From mboxrd@z Thu Jan  1 00:00:00 1970
From: Josh Durgin <josh.durgin@inktank.com>
Subject: Re: [PATCH] rbd: fix I/O error propagation for reads
Date: Tue, 27 Aug 2013 00:19:22 -0700
Message-ID: <521C52FA.6070801@inktank.com>
References: <1377567242-25736-1-git-send-email-josh.durgin@inktank.com> <521C1CB2.6090008@cloudapt.com>
Mime-Version: 1.0
Content-Type: text/plain; charset=ISO-8859-1; format=flowed
Content-Transfer-Encoding: 7bit
Return-path: <ceph-devel-owner@vger.kernel.org>
Received: from mail-ob0-f176.google.com ([209.85.214.176]:35456 "EHLO
	mail-ob0-f176.google.com" rhost-flags-OK-OK-OK-OK) by vger.kernel.org
	with ESMTP id S1752163Ab3H0HR4 (ORCPT
	<rfc822;ceph-devel@vger.kernel.org>); Tue, 27 Aug 2013 03:17:56 -0400
Received: by mail-ob0-f176.google.com with SMTP id uz19so4347067obc.35
        for <ceph-devel@vger.kernel.org>; Tue, 27 Aug 2013 00:17:56 -0700 (PDT)
In-Reply-To: <521C1CB2.6090008@cloudapt.com>
Sender: ceph-devel-owner@vger.kernel.org
List-ID: <ceph-devel.vger.kernel.org>
To: Mike Dawson <mike.dawson@cloudapt.com>
Cc: ceph-devel@vger.kernel.org

On 08/26/2013 08:27 PM, Mike Dawson wrote:
> Josh,
>
> The original bug is marked as krbd, but could this bug could affect rbd
> volumes mounted via qemu as well? If so, could you describe how it might
> block a qemu guest?

No, this is just a patch for the kernel rbd driver, which doesn't
affect qemu at all.

> We've been fighting i/o issues on some of our guests for some time. With
> qemu 1.4.0, we saw the entire guest freeze. But now with qemu 1.5.2
> which includes your asynchronous flush patch, the issue is typified by
> periodic dips in performance and high latency (especially for reads, it
> seems). Could this bug be related?

A good next step for tracking this down would be narrowing in on the
source of the periods of high latency - starting with whether they're
primarily coming from the server or client side. Since it's especially
reads, I'd guess it's more likely to be an osd-side issue. If you look
at the admin socket's dump_historic_ops do you see higher op durations
around the dips in performance?
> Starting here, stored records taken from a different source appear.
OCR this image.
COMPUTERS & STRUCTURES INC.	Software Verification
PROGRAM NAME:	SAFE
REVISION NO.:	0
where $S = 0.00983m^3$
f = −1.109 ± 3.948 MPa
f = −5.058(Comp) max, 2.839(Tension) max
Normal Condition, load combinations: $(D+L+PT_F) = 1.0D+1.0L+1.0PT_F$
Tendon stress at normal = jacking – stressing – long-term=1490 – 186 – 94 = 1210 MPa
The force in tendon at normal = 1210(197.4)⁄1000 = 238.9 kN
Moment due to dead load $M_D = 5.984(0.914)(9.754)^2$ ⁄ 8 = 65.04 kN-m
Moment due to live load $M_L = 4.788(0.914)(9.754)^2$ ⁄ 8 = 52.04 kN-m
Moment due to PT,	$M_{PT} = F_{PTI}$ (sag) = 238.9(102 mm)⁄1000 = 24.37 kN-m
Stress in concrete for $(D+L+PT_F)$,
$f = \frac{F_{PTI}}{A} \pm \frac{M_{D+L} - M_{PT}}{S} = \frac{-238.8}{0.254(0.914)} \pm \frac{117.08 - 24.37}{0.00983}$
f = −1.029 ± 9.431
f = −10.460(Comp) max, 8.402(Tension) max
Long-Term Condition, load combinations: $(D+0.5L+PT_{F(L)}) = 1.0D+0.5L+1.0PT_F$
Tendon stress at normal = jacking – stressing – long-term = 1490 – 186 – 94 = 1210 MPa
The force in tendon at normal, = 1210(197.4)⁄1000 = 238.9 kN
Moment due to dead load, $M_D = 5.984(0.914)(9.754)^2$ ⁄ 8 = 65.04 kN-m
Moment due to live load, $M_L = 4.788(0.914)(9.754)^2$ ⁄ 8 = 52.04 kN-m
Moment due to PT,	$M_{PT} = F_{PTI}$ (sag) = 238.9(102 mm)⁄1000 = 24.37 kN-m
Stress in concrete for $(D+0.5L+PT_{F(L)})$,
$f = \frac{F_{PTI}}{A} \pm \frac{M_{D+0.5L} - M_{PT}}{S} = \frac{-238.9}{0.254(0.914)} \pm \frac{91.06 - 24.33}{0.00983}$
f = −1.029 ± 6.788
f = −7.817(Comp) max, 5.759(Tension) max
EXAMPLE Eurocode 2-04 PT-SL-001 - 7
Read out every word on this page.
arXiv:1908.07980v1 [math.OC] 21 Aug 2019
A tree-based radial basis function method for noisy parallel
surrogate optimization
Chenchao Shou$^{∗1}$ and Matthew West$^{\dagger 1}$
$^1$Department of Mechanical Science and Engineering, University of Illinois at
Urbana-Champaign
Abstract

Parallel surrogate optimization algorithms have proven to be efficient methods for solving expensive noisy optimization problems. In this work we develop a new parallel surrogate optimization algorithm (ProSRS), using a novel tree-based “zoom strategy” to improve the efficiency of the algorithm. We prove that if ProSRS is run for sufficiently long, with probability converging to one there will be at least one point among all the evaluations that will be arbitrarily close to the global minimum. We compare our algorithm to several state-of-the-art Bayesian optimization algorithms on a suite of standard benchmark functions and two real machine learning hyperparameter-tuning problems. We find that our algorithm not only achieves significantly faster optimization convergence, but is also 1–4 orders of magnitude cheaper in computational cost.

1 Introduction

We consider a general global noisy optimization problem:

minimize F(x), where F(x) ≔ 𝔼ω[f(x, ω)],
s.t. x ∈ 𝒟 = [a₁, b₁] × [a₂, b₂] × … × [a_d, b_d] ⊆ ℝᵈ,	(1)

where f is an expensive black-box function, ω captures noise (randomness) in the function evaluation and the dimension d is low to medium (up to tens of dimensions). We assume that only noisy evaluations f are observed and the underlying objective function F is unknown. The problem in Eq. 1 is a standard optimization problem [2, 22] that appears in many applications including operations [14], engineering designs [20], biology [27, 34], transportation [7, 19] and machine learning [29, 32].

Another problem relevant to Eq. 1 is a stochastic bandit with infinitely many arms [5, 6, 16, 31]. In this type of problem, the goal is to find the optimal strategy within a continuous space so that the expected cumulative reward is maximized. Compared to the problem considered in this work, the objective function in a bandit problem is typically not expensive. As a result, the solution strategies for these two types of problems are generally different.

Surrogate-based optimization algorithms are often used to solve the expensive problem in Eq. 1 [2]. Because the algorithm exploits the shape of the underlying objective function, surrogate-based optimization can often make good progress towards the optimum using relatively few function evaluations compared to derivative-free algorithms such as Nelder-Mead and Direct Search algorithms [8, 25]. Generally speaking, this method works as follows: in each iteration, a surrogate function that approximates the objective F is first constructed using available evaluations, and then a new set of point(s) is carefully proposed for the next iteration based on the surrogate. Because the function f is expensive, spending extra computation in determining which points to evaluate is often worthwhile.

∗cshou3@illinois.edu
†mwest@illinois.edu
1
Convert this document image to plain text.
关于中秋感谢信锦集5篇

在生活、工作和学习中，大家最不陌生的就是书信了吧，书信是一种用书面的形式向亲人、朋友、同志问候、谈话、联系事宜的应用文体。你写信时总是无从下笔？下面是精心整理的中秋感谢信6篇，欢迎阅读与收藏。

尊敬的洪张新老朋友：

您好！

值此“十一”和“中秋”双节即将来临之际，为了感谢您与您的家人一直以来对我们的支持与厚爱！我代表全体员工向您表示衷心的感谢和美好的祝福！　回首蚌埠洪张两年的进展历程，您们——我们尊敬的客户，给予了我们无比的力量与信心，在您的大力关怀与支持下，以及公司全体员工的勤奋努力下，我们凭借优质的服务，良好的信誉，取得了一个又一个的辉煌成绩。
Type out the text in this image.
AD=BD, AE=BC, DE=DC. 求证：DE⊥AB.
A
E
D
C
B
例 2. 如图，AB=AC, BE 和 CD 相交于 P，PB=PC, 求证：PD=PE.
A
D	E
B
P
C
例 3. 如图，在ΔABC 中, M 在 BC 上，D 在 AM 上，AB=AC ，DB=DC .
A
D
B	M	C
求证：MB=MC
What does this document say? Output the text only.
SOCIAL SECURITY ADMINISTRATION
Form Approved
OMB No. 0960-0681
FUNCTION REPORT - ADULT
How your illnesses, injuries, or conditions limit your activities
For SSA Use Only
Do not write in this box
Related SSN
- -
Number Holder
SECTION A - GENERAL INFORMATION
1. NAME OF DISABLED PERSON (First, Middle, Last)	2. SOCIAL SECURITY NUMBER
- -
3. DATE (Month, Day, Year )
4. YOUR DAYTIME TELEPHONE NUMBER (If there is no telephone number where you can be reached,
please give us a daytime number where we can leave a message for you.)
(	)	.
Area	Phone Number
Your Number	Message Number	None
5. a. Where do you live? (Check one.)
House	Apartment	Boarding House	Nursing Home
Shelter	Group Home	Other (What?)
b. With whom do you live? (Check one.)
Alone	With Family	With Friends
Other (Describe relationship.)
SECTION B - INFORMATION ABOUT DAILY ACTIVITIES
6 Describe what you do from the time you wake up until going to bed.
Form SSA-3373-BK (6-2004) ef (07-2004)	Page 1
What about any correlation with
underlying disk stats from iostat -x?

> Thanks,
> Mike Dawson
>
>
> On 8/26/2013 9:34 PM, Josh Durgin wrote:
>> When a request returns an error, the driver needs to report the entire
>> extent of the request as completed.  Writes already did this, since
>> they always set xferred = length, but reads were skipping that step if
>> an error other than -ENOENT occurred.  Instead, rbd would end up
>> passing 0 xferred to blk_end_request(), which would always report
>> needing more data.  This resulted in an assert failing when more data
>> was required by the block layer, but all the object requests were
>> done:
>>
>> [ 1868.719077] rbd: obj_request read result -108 xferred 0
>> [ 1868.719077]
>> [ 1868.719518] end_request: I/O error, dev rbd1, sector 0
>> [ 1868.719739]
>> [ 1868.719739] Assertion failure in rbd_img_obj_callback() at line 1736:
>> [ 1868.719739]
>> [ 1868.719739]   rbd_assert(more ^ (which ==
>> img_request->obj_request_count));
>>
>> Without this assert, reads that hit errors would hang forever, since
>> the block layer considered them incomplete.
>>
>> Fixes: http://tracker.ceph.com/issues/5647
>> Signed-off-by: Josh Durgin <josh.durgin@inktank.com>
>> ---
>>   drivers/block/rbd.c |   14 +++++++-------
>>   1 files changed, 7 insertions(+), 7 deletions(-)
>>
>> diff --git a/drivers/block/rbd.c b/drivers/block/rbd.c
>> index 0d669ae..f8fd7d3 100644
>> --- a/drivers/block/rbd.c
>> +++ b/drivers/block/rbd.c
>> @@ -1557,11 +1557,12 @@ rbd_img_obj_request_read_callback(struct
>> rbd_obj_request *obj_request)
>>           obj_request, obj_request->img_request, obj_request->result,
>>           xferred, length);
>>       /*
>> -     * ENOENT means a hole in the image.  We zero-fill the
>> -     * entire length of the request.  A short read also implies
>> -     * zero-fill to the end of the request.  Either way we
>> -     * update the xferred count to indicate the whole request
>> -     * was satisfied.
>> +     * ENOENT means a hole in the image.  We zero-fill the entire
>> +     * length of the request.  A short read also implies zero-fill
>> +     * to the end of the request.  An error requires the whole
>> +     * length of the request to be reported finished with an error
>> +     * to the block layer.  In each case we update the xferred
>> +     * count to indicate the whole request was satisfied.
>>        */
>>       rbd_assert(obj_request->type != OBJ_REQUEST_NODATA);
>>       if (obj_request->result == -ENOENT) {
>> @@ -1570,14 +1571,13 @@ rbd_img_obj_request_read_callback(struct
>> rbd_obj_request *obj_request)
>>           else
>>               zero_pages(obj_request->pages, 0, length);
>>           obj_request->result = 0;
>> -        obj_request->xferred = length;
>>       } else if (xferred < length && !obj_request->result) {
>>           if (obj_request->type == OBJ_REQUEST_BIO)
>>               zero_bio_chain(obj_request->bio_list, xferred);
>>           else
>>               zero_pages(obj_request->pages, xferred, length);
>> -        obj_request->xferred = length;
>>       }
>> +    obj_request->xferred = length;
>>       obj_request_done_set(obj_request);
>>   }
>>
>>